The drivers are protesting about the poor state of one of the main roads they use, Avenida do Trabalho, arguing that the potholes and ruts seriously damage their vehicles.
They reject the suggestion made by Maputo Municipal Council on Tuesday that they seek alternative routes, thus bypassing Avenida do Trabalho.
On Wednesday, Vidigal Rodrigues, director of infrastructures in the Municipal Council, assured the chapa drivers that the road will soon be repaired.
He said the contractor is mobilizing equipment for the job.
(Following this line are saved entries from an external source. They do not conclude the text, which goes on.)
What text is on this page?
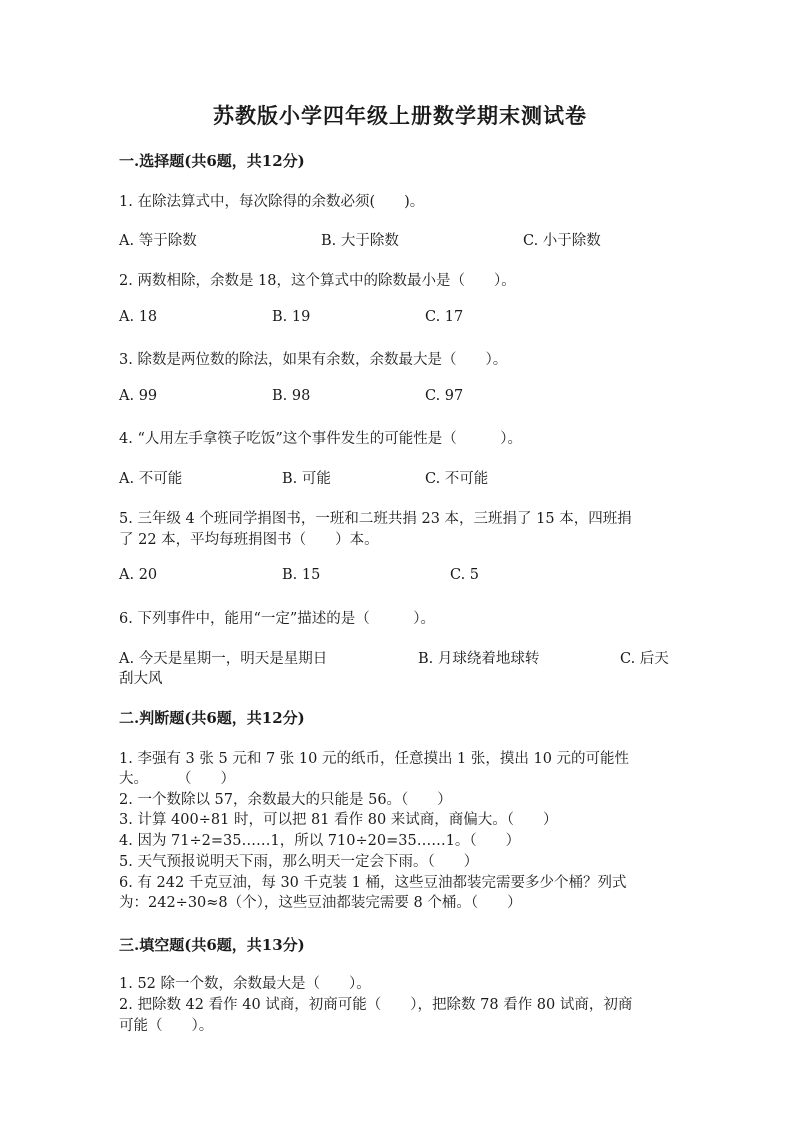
苏教版小学四年级上册数学期末测试卷
一.选择题(共6题，共12分)
1. 在除法算式中，每次除得的余数必须(　　)。
A. 等于除数	B. 大于除数	C. 小于除数
2. 两数相除，余数是 18，这个算式中的除数最小是（　　）。
A. 18	B. 19	C. 17
3. 除数是两位数的除法，如果有余数，余数最大是（　　）。
A. 99	B. 98	C. 97
4. “人用左手拿筷子吃饭”这个事件发生的可能性是（　　　）。
A. 不可能	B. 可能	C. 不可能
5. 三年级 4 个班同学捐图书，一班和二班共捐 23 本，三班捐了 15 本，四班捐
了 22 本，平均每班捐图书（　　）本。
A. 20	B. 15	C. 5
6. 下列事件中，能用“一定”描述的是（　　　）。
A. 今天是星期一，明天是星期日	B. 月球绕着地球转	C. 后天
刮大风
二.判断题(共6题，共12分)
1. 李强有 3 张 5 元和 7 张 10 元的纸币，任意摸出 1 张，摸出 10 元的可能性
大。　　　（　　）
2. 一个数除以 57，余数最大的只能是 56。（　　）
3. 计算 400÷81 时，可以把 81 看作 80 来试商，商偏大。（　　）
4. 因为 71÷2=35……1，所以 710÷20=35……1。（　　）
5. 天气预报说明天下雨，那么明天一定会下雨。（　　）
6. 有 242 千克豆油，每 30 千克装 1 桶，这些豆油都装完需要多少个桶？列式
为：242÷30≈8（个），这些豆油都装完需要 8 个桶。（　　）
三.填空题(共6题，共13分)
1. 52 除一个数，余数最大是（　　）。
2. 把除数 42 看作 40 试商，初商可能（　　），把除数 78 看作 80 试商，初商
可能（　　）。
But in the meantime, he insisted that the chapas should avoid the damaged stretch of Avenida do Trabalho.
Speaking to the daily paper “Noticias”, Rodrigues said the contractor would have equipment on the spot next week - and he warned that the road will be partially closed while the work goes ahead.
Rodrigues insisted that the Council would not fill in the potholes without first tackling the underling problem, which is that of drainage.
The drain that should serve the damaged section no longer functions properly, he said, “because it is 80 to 90 per cent silted up, and so must be replaced”.
Antonio Rodrigues, of the Association of Maputo City Road Transport Operators (ATROMAP), pointed out that the initiative for the chapa strike comes from the drivers, and not the owners.
ATROMAP does not approve of the strike, and complained that the owners are not doing enough to convince their workers to nut their buses back on the streets.
“Whenever there's a stoppage”, Rodrigues said, “we try to persuade the transporters to resume their activities, so that they don't make the users suffer. But this time, it's proving very difficult”.